Looking at the last year through new eyes
Having shivered my way through subzero temperatures in Vienna last week for the purposes of knocking heads and putting together a research proposal that will hopefully see funding for up to three years, I also had time to reflect on public perceptions to the first outing of the paper related to the conflict and development project I’ve spent the best part of a year working on. The report itself is very long and full of quotes, but the version I read and we discussed was a fifth of the size.
Essentially, the two main options that I proposed facing international donors in the occupied Palestinian territories (OPT) are a choice between working to end Israel’s occupation or finding programmes and projects that tinker at the edges. The latter is clearly sub-optimal, but it’s probably also the most likely.

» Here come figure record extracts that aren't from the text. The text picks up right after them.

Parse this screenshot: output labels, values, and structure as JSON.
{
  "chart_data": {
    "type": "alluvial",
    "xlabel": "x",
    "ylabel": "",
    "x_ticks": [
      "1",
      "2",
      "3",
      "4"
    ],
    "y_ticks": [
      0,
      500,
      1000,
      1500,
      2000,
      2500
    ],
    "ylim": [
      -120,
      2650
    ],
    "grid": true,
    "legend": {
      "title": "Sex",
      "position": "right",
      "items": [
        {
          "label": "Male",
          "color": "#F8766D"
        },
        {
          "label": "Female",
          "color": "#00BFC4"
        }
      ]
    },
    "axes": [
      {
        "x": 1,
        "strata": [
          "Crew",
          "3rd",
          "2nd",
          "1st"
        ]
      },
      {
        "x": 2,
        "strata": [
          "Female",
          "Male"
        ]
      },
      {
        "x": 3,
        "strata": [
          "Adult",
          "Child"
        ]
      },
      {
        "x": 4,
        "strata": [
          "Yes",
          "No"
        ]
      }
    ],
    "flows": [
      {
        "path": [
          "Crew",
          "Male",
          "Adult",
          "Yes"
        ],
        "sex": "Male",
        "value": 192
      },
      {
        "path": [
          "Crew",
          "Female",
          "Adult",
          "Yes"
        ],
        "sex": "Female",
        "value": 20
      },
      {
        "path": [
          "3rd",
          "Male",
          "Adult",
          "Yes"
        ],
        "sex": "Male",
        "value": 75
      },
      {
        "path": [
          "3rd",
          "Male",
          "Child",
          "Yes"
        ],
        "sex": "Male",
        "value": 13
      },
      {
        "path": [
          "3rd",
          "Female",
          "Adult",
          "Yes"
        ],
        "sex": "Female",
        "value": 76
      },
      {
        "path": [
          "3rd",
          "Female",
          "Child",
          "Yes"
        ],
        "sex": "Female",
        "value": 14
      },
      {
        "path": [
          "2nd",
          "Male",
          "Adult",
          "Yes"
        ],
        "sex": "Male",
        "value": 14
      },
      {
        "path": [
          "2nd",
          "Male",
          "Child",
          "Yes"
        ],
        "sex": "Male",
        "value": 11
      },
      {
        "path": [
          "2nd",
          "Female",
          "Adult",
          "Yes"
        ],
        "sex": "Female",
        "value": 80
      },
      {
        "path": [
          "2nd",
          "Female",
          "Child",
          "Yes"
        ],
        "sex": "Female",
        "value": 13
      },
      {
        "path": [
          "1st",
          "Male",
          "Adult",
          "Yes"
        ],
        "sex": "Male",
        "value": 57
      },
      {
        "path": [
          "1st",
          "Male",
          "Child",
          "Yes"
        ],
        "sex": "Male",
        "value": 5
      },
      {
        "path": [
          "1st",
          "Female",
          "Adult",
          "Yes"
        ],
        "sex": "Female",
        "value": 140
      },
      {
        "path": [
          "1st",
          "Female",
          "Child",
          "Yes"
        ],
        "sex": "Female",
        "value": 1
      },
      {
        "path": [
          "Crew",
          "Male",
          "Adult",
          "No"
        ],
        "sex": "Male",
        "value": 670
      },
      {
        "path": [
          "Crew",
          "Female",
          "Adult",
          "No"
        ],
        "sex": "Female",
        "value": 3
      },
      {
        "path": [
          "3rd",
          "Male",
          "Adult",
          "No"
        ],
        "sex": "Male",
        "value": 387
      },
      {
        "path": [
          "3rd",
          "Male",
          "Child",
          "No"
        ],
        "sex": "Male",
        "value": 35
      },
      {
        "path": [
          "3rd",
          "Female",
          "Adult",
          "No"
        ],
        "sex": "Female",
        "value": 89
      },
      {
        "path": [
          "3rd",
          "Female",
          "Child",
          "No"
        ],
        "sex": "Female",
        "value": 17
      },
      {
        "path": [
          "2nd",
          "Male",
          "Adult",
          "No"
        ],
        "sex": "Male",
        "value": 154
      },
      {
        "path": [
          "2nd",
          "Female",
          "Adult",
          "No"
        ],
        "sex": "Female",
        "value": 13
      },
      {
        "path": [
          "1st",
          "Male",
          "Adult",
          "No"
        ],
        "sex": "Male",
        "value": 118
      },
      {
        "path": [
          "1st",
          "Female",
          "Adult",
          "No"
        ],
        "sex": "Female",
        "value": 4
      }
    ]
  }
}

What was most striking for me was the extent to which I’ve internalised some assumptions from nearly a year on these issues and seeing how a European audience reacted to some issues that now seem ‘normal’ to me. For example, I felt that there was a bit if a struggle from my student and faculty audience regarding Hamas’s position as part of the furniture. Too often the party is seen as out of the ordinary in Europe. At the same time, because of the Fatah-Hamas split, I was asked whether it was possible for the two – and by implication, both wider Palestinian society and foreign donors – to find some areas where possible consensus was achievable. This might provide scope beyond the one area of joint thinking, namely an end to the occupation – and which is arguably least likely.
It brought it home to me that I feel that I am finally starting to get a real sense of how things are perceived by the community as a whole here, rather than trying to make a set of externally developed assumptions fit from without. So in a strange way, I found that instead of journeying to Europe in my trip to Vienna, I was actually brought back to the OPT.